Book Review Leadership Beyond Reason: How Great Leaders Succeed by Harnessing the Power of Their Values, Feelings, and Intuition

by Dr. John Townsend

This is a strange book. I would title it as “Leaders’ Therapy Counseling 101, Without the Counselor”. The book doesn’t really have an underlying philosophy—it doesn’t really advocate a point of view, other than “know thyself” in non-reason ways. This non-philosophy feels like talking with a counselor—the counselor is usually very agreeable and understanding and non- judgmental (initially without a philosophy) and tries to get the patient to discover the truth himself. Standard non-fiction writing style doesn’t work well on these self-discovery questions. Plato’s style of dialogues with Socrates asking a lot of questions is the writing desirable.

For example, the book starts with talking about values, but it doesn’t advocate any particular value, and instead goes through cases where a leader has to clarify his value. The problem is that whereas in counseling, the counselor uses many years of experience to ask questions and help the leader-patient define his values and resolve value conflicts, the book itself is very difficult for the reader himself to read through the approximately 30 pages of authors’ writing on values, to determine where the reader’s own value system is failing. Socratic questions writing would work better.
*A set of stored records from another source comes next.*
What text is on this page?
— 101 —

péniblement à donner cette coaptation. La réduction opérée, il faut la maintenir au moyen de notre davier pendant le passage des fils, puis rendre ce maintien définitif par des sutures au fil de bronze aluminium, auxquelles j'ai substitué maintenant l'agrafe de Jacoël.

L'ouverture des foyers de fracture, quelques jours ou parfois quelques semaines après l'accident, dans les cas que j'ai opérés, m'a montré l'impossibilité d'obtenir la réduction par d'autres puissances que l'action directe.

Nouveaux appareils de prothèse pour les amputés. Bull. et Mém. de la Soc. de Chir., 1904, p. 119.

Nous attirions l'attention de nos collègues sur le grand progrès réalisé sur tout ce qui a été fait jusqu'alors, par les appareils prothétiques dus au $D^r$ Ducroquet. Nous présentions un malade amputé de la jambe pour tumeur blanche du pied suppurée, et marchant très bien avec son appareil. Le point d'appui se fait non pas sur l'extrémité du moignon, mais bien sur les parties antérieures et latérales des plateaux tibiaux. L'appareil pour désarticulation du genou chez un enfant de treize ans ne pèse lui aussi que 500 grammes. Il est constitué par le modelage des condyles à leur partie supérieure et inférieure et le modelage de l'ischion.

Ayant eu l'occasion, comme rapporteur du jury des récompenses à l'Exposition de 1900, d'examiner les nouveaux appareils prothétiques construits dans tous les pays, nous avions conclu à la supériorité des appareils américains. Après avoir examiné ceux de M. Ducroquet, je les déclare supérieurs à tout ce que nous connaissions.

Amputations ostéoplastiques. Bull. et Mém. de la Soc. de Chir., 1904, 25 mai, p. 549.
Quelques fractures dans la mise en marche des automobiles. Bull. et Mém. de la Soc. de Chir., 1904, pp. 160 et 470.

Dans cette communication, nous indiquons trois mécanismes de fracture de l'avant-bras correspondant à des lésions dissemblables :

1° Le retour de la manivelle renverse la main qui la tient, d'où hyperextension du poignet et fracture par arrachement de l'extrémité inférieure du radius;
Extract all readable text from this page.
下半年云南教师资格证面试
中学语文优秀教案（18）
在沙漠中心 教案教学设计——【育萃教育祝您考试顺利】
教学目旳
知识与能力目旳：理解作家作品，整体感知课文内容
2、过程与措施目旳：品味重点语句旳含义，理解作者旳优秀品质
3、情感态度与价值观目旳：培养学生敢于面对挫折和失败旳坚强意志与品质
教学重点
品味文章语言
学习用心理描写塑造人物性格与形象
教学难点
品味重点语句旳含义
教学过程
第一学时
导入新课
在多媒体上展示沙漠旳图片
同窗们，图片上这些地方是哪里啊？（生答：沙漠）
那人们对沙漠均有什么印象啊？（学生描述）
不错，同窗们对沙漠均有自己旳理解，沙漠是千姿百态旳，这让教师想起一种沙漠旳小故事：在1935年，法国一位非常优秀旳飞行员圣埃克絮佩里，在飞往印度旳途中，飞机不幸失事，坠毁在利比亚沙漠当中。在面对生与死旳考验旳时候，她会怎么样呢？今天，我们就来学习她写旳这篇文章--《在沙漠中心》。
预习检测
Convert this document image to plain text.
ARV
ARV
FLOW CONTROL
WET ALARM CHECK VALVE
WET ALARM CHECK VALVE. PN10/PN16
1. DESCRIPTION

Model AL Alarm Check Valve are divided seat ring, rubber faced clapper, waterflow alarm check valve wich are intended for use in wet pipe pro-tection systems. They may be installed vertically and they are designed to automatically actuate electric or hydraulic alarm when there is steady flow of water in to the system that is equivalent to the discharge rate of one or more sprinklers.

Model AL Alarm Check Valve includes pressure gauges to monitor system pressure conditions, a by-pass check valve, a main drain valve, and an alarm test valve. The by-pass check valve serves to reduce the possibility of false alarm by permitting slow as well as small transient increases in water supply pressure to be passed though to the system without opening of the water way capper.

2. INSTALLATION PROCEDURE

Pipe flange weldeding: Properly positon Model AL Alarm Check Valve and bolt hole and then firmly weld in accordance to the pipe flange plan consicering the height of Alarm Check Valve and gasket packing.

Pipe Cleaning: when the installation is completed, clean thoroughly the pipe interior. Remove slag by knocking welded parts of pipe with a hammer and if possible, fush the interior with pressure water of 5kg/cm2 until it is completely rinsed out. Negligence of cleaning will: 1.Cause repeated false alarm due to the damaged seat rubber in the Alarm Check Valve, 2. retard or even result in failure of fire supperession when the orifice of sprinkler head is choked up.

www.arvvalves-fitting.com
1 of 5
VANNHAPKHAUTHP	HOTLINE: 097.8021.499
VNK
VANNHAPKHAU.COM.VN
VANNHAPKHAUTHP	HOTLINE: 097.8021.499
The next section deals with thoughts. Thoughts are discussed by religion and philosophy leaders and can be very complicated. The author here reduces it to 30 pages with lots of case examples that are difficult to apply. Similarly for the sections on Emotions, Relationships, and Transformation.

The challenge of this book: Value, Thought, Emotion, Relationship, and Transformation—can it be done in 180 pages? Can self-understanding be taught so briefly? Unlikely—a quality counselor is far better. Again, I think a title “Leaders’ Therapy Counseling 101, Without the Counselor” is appropriate. The one positive with this book is that its examples involve leaders, unlike many other psychology books that focus regular individuals. However, the topics this book covers are much better suited in and better reading in religion books such as Yoga Sutras of Patanjali or Bhagavad Gita or Buddhist introductory books.